English name from medieval usage, possibly occupational for a cloth fuller.
Tuck is a name that enters the room with a grin already on its face, trailing centuries of English folklore behind it. Its most celebrated bearer is Friar Tuck, the rotund, ale-fond, staff-wielding clergyman of the Robin Hood cycle — a figure who first appeared in medieval English ballads around the fifteenth century and became one of the most recognizable characters in English literary tradition. Friar Tuck embodies a particular archetype: the holy man who is also thoroughly human, beloved for his appetites as much as his loyalties.
Etymologically, Tuck has roots in the Middle English "tukken," meaning to pull or gather fabric — from which we get the verb to tuck — and was a common occupational surname for a tucker, a craftsman who finished woolen cloth.
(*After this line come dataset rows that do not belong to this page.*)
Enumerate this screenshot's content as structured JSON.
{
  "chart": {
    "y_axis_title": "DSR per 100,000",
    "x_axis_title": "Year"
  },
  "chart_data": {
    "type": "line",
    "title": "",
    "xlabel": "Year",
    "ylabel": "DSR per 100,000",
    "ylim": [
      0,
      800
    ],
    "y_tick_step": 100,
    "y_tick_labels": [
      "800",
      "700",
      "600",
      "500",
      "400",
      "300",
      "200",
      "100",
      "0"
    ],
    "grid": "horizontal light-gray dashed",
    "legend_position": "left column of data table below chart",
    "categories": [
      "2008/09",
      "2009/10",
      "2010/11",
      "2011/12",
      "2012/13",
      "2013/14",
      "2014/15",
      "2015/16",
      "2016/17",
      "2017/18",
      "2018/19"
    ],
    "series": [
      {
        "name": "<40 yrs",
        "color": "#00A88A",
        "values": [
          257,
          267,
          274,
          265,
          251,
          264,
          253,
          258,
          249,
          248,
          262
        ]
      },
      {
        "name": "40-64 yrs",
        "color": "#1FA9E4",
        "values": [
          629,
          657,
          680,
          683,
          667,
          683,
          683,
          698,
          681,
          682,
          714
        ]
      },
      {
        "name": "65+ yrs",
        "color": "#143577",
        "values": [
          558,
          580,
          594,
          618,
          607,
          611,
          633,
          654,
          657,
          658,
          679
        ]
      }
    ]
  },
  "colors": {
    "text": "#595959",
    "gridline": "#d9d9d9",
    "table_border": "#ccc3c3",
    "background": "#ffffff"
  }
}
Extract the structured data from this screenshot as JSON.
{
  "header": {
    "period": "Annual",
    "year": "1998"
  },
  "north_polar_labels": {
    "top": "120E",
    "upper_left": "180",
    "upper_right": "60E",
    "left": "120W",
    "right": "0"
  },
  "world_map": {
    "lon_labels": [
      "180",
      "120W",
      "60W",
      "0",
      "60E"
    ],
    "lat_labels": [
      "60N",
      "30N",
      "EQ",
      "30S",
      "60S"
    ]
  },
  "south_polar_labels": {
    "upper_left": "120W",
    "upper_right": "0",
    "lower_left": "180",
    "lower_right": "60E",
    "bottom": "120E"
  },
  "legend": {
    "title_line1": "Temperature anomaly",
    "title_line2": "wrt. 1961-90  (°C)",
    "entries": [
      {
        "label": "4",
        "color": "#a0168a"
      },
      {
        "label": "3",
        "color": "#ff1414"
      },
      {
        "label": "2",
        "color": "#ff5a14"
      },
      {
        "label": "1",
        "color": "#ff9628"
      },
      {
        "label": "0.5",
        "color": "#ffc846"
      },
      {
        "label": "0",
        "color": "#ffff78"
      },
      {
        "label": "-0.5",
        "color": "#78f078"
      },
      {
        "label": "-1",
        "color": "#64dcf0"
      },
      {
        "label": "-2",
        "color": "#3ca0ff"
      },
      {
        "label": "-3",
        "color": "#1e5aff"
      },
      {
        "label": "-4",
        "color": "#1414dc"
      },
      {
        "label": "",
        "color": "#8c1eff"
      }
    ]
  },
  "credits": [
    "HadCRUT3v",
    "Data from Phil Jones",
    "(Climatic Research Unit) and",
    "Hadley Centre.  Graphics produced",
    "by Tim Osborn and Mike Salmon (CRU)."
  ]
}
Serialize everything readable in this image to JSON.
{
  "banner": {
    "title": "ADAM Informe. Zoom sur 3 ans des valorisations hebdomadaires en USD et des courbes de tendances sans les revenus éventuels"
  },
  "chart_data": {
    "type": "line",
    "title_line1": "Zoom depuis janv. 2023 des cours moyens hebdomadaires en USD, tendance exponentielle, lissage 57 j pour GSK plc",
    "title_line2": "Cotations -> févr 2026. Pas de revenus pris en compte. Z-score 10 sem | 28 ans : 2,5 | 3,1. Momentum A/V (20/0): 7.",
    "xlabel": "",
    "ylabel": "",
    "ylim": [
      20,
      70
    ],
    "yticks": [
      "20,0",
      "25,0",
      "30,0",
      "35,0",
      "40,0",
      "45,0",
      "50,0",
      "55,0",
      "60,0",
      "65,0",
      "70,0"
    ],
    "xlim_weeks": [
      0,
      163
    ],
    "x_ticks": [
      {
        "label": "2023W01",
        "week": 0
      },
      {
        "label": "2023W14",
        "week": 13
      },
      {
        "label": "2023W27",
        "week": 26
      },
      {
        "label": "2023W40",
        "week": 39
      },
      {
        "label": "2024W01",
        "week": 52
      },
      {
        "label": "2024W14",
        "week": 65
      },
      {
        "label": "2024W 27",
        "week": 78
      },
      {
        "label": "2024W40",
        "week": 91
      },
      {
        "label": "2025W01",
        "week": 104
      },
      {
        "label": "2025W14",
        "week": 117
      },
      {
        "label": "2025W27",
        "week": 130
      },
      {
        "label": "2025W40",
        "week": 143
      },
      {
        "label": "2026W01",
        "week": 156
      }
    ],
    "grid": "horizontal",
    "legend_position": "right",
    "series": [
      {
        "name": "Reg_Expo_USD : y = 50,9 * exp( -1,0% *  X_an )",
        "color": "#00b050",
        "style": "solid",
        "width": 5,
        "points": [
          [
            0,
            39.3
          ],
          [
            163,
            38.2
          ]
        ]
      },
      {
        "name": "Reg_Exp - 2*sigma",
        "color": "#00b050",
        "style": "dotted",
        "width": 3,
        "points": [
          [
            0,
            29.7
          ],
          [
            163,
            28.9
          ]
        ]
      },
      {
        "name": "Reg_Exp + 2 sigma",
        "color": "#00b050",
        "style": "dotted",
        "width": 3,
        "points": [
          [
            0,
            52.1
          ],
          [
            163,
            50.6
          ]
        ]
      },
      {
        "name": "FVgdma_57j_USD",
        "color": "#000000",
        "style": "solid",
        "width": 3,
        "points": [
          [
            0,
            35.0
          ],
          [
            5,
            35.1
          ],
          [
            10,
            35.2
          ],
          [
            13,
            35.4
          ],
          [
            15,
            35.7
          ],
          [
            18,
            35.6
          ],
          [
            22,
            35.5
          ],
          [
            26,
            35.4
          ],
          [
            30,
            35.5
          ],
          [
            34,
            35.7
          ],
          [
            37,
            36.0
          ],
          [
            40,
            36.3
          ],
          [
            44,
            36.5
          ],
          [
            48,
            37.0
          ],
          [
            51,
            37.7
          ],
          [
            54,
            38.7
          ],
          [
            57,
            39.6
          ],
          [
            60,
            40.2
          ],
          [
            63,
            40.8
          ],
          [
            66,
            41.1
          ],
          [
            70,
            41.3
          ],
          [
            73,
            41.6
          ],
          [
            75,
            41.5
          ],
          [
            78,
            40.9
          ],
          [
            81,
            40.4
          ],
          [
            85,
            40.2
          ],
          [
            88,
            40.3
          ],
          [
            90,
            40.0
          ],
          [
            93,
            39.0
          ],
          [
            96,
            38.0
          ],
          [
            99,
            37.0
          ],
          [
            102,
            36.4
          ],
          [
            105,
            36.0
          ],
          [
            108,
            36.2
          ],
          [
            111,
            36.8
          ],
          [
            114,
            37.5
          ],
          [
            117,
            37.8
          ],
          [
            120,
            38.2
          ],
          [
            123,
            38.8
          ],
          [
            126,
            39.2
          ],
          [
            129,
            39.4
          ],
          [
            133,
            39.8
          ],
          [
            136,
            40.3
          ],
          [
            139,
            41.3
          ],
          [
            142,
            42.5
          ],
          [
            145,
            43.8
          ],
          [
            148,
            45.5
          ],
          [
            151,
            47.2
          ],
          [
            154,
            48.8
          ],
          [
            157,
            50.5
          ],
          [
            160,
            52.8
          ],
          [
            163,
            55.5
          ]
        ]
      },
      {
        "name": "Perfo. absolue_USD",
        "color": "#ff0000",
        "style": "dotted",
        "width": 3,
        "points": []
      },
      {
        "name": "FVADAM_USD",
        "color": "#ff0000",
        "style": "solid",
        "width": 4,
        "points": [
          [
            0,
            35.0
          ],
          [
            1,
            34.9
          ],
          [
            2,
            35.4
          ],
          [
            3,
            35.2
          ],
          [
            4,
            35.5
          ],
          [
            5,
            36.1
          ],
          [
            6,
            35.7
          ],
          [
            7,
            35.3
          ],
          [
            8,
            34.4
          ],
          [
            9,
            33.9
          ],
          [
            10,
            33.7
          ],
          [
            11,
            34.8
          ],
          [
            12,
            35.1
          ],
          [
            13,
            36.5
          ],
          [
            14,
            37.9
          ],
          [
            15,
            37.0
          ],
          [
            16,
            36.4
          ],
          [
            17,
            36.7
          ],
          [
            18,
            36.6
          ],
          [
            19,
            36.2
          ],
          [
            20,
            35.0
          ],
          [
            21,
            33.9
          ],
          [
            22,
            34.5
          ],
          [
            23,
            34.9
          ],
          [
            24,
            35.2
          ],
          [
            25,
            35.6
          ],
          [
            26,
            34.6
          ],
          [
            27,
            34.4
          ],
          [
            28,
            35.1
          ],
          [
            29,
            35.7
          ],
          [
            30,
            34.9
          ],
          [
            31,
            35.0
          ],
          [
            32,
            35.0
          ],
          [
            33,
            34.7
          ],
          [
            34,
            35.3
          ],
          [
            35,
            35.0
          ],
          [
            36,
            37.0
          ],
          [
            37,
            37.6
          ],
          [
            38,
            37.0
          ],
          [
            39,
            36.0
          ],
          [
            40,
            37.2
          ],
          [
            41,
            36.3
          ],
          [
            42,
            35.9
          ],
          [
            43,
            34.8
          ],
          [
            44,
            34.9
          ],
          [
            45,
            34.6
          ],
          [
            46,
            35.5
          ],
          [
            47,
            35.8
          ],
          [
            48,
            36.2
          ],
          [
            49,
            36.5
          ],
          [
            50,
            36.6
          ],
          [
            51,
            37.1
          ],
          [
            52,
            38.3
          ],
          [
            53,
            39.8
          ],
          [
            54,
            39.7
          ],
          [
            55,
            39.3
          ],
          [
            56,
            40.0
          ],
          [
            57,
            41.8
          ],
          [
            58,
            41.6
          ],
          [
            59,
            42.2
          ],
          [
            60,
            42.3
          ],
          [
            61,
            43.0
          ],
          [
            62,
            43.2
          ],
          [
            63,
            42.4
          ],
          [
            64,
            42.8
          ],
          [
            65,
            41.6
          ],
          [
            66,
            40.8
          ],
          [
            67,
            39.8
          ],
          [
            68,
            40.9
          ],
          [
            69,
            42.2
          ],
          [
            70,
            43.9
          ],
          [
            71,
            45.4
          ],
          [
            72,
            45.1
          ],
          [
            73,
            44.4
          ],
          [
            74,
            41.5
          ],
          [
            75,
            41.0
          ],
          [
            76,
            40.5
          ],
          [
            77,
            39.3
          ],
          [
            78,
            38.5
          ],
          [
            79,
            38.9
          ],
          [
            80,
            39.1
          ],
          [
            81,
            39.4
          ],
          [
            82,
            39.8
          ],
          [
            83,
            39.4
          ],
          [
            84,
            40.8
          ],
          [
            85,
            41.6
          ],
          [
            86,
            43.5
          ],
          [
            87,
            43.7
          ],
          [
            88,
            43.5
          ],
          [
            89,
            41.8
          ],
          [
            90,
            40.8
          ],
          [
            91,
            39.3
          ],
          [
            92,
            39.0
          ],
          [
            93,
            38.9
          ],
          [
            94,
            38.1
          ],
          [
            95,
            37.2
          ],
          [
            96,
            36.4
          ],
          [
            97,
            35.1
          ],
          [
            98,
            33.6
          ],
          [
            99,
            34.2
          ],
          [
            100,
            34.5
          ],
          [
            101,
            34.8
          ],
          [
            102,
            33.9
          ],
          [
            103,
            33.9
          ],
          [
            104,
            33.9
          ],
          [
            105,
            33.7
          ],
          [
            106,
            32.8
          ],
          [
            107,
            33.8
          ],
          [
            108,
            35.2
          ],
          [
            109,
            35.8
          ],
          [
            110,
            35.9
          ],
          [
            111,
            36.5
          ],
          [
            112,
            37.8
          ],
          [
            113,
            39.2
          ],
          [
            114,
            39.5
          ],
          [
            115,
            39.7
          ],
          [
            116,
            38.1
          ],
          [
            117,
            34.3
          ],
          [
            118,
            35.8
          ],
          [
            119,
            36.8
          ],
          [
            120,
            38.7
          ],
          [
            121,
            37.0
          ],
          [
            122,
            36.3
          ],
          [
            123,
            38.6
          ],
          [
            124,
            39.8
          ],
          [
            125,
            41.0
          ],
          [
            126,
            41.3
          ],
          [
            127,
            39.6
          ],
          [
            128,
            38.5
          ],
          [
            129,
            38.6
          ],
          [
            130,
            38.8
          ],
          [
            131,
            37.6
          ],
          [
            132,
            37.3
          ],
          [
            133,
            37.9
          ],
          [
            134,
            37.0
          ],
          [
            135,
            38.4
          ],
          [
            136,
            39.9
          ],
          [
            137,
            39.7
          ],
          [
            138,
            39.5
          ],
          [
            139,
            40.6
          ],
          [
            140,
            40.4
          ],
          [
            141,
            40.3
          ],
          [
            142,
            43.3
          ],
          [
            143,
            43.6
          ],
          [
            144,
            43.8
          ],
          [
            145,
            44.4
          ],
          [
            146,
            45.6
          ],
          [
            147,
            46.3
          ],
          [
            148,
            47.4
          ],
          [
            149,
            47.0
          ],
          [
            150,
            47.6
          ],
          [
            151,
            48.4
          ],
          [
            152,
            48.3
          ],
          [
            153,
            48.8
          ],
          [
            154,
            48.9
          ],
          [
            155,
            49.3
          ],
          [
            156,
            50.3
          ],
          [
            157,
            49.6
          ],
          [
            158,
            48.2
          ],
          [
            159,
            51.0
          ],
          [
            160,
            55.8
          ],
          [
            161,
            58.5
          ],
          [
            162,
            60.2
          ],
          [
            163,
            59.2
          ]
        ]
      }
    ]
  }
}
The surname Tuck appears in English records from the thirteenth century onward, and its conversion to a given name follows the long English tradition of elevating surnames to the front position. It shares this quality with Buck, Jack, and Huck — short, punchy, monosyllabic names that feel both timeless and irreverent.
In recent decades, Tuck has attracted renewed interest from parents who love names that feel substantial despite their brevity. It has a cheerful solidity — three letters, one syllable, impossible to mispronounce — and carries the easy confidence of a name that has never needed to justify itself. As a nickname for Tucker, it is widespread in the American South and Midwest, but as a standalone given name it retains a certain freshness.